Boot the UP Squared board from the boot device using GRUB2 via USB flash drive.

  1. Insert the prepared boot device (USB flash drive) into the UP Squared board.

  2. Connect the board to the host system using the serial cable and configure your host system to watch for serial data. See https://wiki.up-community.org/Serial_console.

    Note

    On Windows, PuTTY has an option to set up configuration for serial data. Use a baud rate of 115200.

  3. Power on the UP Squared board.

  4. When the following output appears, press F7:

    Press <DEL> or <ESC> to enter setup.
    
  5. From the menu that appears, select the menu entry that describes that particular type of USB flash drive.

    GRUB2 starts and a menu shows entries for the items you added to the file grub.cfg.

  6. Select the image you want to boot and press Enter.

    When the boot process completes, you have finished booting the Zephyr application image.

    Note

    You can safely ignore this message if it appears:

    WARNING: no console will be available to OS
    

Booting the UP Squared Board over network

Build Zephyr image

  1. Follow Build Zephyr application steps to build Zephyr image.

Prepare Linux host

  1. Follow Creating a GRUB2 Boot Loader Image from a Linux Host steps to create grub binary.

  2. Install DHCP, TFTP servers. For example dnsmasq

    $ sudo apt-get install dnsmasq
    
  3. Configure DHCP server. Configuration for dnsmasq is below:

    # Only listen to this interface
    interface=eno2
    dhcp-range=10.1.1.20,10.1.1.30,12h
    
  4. Configure TFTP server.

    # tftp
    enable-tftp
    tftp-root=/srv/tftp
    dhcp-boot=grub_x86_64.efi
    

    grub_x86_64.efi is a grub binary created above.

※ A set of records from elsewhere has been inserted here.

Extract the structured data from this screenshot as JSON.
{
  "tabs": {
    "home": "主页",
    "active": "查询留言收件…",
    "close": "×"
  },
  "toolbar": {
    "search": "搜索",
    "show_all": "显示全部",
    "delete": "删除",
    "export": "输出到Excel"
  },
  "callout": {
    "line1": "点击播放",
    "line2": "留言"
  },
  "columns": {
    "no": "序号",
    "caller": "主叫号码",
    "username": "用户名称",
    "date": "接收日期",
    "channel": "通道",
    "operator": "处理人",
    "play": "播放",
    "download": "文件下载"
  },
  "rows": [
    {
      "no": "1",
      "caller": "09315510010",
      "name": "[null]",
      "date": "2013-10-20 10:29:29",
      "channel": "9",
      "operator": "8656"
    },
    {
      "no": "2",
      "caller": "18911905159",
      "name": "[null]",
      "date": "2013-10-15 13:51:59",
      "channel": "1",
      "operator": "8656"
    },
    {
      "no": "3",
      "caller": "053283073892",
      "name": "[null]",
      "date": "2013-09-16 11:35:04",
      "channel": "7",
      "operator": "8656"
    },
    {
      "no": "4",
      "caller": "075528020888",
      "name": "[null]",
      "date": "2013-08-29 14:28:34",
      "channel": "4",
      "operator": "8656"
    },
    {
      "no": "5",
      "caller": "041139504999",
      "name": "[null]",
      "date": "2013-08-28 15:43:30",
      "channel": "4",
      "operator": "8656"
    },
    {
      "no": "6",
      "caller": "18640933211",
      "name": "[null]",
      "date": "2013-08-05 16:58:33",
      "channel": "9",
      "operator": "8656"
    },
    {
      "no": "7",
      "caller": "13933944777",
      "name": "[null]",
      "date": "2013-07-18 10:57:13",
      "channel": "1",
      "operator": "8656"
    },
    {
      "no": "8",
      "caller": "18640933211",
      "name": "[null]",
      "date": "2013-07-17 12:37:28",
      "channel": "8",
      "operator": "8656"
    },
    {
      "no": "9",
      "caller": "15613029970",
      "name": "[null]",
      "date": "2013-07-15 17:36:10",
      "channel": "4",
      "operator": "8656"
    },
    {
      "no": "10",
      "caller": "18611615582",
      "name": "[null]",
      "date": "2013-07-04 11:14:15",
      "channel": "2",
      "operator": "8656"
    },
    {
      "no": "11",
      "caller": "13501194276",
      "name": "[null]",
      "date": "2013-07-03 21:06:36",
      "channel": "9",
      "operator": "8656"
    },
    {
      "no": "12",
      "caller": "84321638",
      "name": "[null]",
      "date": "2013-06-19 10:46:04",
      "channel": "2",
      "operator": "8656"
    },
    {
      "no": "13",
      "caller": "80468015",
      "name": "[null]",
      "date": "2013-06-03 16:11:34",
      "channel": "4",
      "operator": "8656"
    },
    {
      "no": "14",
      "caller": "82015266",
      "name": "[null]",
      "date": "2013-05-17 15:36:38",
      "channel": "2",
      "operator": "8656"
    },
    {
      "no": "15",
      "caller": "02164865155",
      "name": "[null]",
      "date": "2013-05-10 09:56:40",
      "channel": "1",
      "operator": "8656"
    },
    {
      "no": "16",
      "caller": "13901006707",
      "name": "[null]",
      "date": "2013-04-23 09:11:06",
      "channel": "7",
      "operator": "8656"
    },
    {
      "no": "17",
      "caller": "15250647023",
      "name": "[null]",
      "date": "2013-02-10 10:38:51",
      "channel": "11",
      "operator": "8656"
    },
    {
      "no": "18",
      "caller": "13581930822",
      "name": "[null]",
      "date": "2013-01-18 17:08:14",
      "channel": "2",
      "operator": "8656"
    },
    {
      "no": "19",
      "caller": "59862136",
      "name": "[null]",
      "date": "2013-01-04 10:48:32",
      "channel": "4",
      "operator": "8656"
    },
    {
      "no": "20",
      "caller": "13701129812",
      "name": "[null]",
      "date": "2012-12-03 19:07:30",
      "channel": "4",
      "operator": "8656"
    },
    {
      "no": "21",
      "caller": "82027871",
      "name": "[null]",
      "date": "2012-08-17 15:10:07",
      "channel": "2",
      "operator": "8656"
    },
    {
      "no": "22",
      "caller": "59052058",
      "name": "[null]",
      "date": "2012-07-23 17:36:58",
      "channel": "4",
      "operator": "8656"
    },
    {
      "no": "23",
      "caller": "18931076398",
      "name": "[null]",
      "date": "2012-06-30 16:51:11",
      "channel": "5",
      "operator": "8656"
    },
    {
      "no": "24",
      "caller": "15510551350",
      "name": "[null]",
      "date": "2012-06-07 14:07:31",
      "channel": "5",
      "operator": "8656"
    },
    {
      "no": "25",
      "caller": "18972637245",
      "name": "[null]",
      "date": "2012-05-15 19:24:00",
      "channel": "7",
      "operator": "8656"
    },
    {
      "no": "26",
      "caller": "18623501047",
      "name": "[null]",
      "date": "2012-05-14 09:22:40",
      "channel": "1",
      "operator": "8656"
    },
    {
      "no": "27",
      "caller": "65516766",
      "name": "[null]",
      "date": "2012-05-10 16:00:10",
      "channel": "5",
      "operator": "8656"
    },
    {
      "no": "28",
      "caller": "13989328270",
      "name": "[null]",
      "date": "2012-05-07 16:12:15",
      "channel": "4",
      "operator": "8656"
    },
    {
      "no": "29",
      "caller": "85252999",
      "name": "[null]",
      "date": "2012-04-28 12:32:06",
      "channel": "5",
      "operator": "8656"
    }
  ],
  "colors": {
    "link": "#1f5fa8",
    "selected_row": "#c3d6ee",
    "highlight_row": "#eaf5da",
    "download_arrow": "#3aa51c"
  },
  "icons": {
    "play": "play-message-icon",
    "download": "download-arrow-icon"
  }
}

  5. Create the following directories inside TFTP root /srv/tftp

    $ sudo mkdir -p /srv/tftp/EFI/BOOT
    $ sudo mkdir -p /srv/tftp/kernel
    
  6. Copy the Zephyr image zephyr/zephyr.strip to the /srv/tftp/kernel folder.

    $ sudo cp zephyr/zephyr.strip /srv/tftp/kernel
    
  7. Copy your built version of GRUB to /srv/tftp/grub_x86_64.efi

  8. Create /srv/tftp/EFI/BOOT/grub.cfg containing the following:

    set default=0
    set timeout=10
    
    menuentry "Zephyr Kernel" {
       multiboot /kernel/zephyr.strip
    }
    
  9. TFTP root should be looking like:

    $ tree /srv/tftp
    /srv/tftp
    ├── EFI
    │   └── BOOT
    │       └── grub.cfg
    ├── grub_x86_64.efi
    └── kernel
        └── zephyr.strip
    
  10. Restart dnsmasq service:

    $ sudo systemctl restart dnsmasq.service
    

Prepare UP Squared board for network boot

  1. Enable PXE network from BIOS settings.

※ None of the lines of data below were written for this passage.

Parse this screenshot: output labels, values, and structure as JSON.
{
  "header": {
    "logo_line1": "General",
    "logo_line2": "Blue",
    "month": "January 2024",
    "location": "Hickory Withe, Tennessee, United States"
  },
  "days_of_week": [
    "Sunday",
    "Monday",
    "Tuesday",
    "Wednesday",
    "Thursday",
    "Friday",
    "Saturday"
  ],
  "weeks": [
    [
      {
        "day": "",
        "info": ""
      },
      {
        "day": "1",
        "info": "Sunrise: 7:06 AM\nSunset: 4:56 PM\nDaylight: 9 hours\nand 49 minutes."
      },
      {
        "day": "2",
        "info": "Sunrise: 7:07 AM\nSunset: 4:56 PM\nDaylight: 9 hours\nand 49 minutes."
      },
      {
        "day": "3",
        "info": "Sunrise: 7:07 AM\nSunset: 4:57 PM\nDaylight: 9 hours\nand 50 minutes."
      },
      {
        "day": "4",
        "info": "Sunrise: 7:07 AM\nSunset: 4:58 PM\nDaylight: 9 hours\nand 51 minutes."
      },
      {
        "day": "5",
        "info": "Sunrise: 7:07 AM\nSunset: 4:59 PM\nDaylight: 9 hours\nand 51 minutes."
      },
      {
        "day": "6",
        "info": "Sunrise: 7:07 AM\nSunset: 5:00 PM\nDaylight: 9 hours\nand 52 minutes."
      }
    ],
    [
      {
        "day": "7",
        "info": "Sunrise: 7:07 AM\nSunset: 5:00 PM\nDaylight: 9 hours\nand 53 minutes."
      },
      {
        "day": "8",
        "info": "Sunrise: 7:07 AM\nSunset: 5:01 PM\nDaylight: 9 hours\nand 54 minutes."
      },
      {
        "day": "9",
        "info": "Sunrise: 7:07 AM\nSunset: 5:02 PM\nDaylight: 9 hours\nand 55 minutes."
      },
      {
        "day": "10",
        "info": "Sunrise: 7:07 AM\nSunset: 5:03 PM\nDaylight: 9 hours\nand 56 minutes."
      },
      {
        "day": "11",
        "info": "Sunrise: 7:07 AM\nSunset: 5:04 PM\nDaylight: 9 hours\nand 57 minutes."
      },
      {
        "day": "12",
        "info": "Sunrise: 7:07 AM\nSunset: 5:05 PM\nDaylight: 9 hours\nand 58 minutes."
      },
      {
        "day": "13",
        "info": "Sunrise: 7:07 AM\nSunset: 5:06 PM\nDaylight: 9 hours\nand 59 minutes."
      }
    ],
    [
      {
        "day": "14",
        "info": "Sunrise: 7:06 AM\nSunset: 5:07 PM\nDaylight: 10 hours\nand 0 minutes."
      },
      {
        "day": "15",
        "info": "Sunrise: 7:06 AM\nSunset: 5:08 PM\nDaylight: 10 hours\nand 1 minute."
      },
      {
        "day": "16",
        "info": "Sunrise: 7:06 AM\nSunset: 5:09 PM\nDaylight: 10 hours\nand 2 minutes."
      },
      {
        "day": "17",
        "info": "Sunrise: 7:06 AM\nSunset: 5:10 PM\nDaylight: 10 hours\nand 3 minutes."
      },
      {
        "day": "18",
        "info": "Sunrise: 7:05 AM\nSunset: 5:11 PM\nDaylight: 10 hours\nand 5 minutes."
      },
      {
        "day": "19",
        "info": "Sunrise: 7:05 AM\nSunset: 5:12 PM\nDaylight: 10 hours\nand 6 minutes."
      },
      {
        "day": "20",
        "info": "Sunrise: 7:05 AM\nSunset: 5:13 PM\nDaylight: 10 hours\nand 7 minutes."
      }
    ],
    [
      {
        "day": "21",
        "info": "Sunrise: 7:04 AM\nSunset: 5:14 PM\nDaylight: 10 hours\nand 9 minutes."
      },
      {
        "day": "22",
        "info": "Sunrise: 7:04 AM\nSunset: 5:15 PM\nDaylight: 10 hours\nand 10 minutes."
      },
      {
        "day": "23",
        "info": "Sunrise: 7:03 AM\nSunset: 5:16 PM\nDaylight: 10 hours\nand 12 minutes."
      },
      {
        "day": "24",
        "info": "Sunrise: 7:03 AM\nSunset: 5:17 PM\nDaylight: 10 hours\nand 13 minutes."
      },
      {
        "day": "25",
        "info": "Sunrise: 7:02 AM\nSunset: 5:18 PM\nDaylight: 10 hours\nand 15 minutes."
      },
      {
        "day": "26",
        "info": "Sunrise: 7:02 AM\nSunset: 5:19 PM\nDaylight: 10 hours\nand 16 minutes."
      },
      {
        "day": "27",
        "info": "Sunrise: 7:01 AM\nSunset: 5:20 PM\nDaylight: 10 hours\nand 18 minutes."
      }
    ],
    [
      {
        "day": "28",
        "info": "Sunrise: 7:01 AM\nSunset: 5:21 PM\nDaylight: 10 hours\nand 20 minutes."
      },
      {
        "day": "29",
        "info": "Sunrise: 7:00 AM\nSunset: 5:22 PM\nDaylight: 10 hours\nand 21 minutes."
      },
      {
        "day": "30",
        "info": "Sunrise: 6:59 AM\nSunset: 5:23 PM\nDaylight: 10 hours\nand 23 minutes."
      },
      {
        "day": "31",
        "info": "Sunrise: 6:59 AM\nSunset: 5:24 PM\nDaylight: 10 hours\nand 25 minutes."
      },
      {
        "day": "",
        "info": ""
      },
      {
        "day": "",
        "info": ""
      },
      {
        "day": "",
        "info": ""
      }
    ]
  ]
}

    Advanced -> Network Stack Configuration -> Enable Network Stack -> Enable Ipv4 PXE Support
    
  2. Make network boot as the first boot option.

    Boot -> Boot Option #1 : [Network]
    

Booting UP Squared

  1. Connect the board to the host system using the serial cable and configure your host system to watch for serial data. See https://wiki.up-community.org/Serial_console.

  2. Power on the UP Squared board.

  3. Verify that the board got an IP address:

    $ journalctl -f -u dnsmasq
    dnsmasq-dhcp[5386]: DHCPDISCOVER(eno2) 00:07:32:52:25:88
    dnsmasq-dhcp[5386]: DHCPOFFER(eno2) 10.1.1.28 00:07:32:52:25:88
    dnsmasq-dhcp[5386]: DHCPREQUEST(eno2) 10.1.1.28 00:07:32:52:25:88
    dnsmasq-dhcp[5386]: DHCPACK(eno2) 10.1.1.28 00:07:32:52:25:88
    
  4. Verify that network booting is started:

    $ journalctl -f -u dnsmasq
    dnsmasq-tftp[5386]: sent /srv/tftp/grub_x86_64.efi to 10.1.1.28
    dnsmasq-tftp[5386]: sent /srv/tftp/EFI/BOOT/grub.cfg to 10.1.1.28
    dnsmasq-tftp[5386]: sent /srv/tftp/kernel/zephyr.strip to 10.1.1.28
    
  5. When the boot process completes, you have finished booting the Zephyr application image.